Apa maksud dan arti hayya ‘alal falâh?
Jawaban
Hayya ‘alal falâh adalah salah satu kalimat di dalam adzan, artinya adalah : Marilah menuju keberuntungan. Imam Nawawi rahimahullah berkata, “Hayya ‘alal falâh artinya adalah : Marilah menuju keberuntungan dan keselamatan. Ada yang mengatakan : Marilah menuju kekekalan. Maksudnya, datanglah untuk melakukan sebab kekekalan di dalam surga”. [Syarah Shahîh Muslim, hadits no. 379]

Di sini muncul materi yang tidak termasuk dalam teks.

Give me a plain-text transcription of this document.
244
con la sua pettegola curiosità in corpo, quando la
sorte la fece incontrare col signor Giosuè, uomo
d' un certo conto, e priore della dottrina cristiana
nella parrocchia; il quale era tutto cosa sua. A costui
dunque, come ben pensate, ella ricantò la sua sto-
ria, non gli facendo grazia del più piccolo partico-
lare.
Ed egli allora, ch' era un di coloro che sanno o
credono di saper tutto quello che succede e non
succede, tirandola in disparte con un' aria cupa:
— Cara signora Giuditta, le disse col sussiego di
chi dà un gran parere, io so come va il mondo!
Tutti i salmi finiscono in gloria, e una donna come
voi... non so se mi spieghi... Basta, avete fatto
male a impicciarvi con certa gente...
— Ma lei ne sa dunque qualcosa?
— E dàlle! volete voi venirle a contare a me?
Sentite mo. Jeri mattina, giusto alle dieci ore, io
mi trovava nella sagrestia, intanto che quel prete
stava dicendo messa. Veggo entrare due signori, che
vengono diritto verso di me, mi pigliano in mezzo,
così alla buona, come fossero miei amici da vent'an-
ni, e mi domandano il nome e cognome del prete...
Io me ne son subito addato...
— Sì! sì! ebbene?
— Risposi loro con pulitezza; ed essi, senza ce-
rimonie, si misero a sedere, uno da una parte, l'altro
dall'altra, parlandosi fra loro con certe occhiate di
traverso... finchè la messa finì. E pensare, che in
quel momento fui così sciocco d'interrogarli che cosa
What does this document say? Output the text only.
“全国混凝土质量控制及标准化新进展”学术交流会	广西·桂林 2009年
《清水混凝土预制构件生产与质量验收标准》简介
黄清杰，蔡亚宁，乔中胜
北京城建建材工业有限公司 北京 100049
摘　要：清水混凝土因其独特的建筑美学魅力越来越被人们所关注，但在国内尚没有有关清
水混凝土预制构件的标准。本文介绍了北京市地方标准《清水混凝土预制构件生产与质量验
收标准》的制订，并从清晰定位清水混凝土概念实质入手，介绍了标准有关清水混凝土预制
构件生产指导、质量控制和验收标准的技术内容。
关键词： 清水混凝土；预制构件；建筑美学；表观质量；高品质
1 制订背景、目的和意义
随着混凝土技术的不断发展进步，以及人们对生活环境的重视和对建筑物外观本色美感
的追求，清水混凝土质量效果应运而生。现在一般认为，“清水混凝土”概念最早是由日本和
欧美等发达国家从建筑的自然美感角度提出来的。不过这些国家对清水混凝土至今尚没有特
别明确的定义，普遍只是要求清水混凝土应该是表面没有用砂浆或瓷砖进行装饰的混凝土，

Dengan demikian ketika seorang muadzin menyerukan hayya ‘alal falâh, maka sesungguhnya dia mengajak manusia menuju surga, karena keberuntungan, kemenangan, dan keselamatan hakiki adalah masuk surga dan selamat dari neraka. Sehingga sepantasnya bagi orang beriman menyambutnya dengan mendatangi masjid untuk shalat berjama’ah. Marilah kita perhatikan hadits di bawah ini:
Dari Abu Hurairah Radhiyallahu anhu berkata:
أَتَى النَّبِيَّ صَلَّى اللَّهُ عَلَيْهِ وَسَلَّمَ رَجُلٌ أَعْمَى فَقَالَ يَا رَسُوْلَ اللَّهِ إِنَّهُ لَيْسَ لِيْ قَائِدٌ يَقُوْدُنِيْ إِلَى الْمَسْجِدِ فَسَأَلَ رَسُولَ اللَّهِ صَلَّى اللَّهُ عَلَيْهِ وَسَلَّمَ أَنْ يُرَخِّصَ لَهُ فَيُصَلِّيَ فِي بَيْتِهِ فَرَخَّصَ لَهُ فَلَمَّا وَلَّى دَعَاهُ فَقَالَ هَلْ تَسْمَعُ النِّدَاءَ بِالصَّلاَةِ قَالَ نَعَمْ قَالَ فَأَجِبْ
Seorang lelaki buta datang kepada Nabi Shallallahu ‘alaihi wa sallam, lalu dia berkata: “Wahai Rasulullâh, sesungguhnya aku tidak memiliki penuntun yang menuntunku ke masjid”, dia meminta keringanan kepada Rasulullâh Shallallahu ‘alaihi wa sallam untuk shalat di rumahnya. Maka beliau n memberikan keringanan kepadanya. Ketika dia telah berpaling, beliau memanggilnya lalu bertanya, “Apakah engkau mendengar adzan shalat”, dia menjawab, ” Ya”. Beliau bersabda, “Kalau begitu maka sambutlah“. [HR Muslim, no:653]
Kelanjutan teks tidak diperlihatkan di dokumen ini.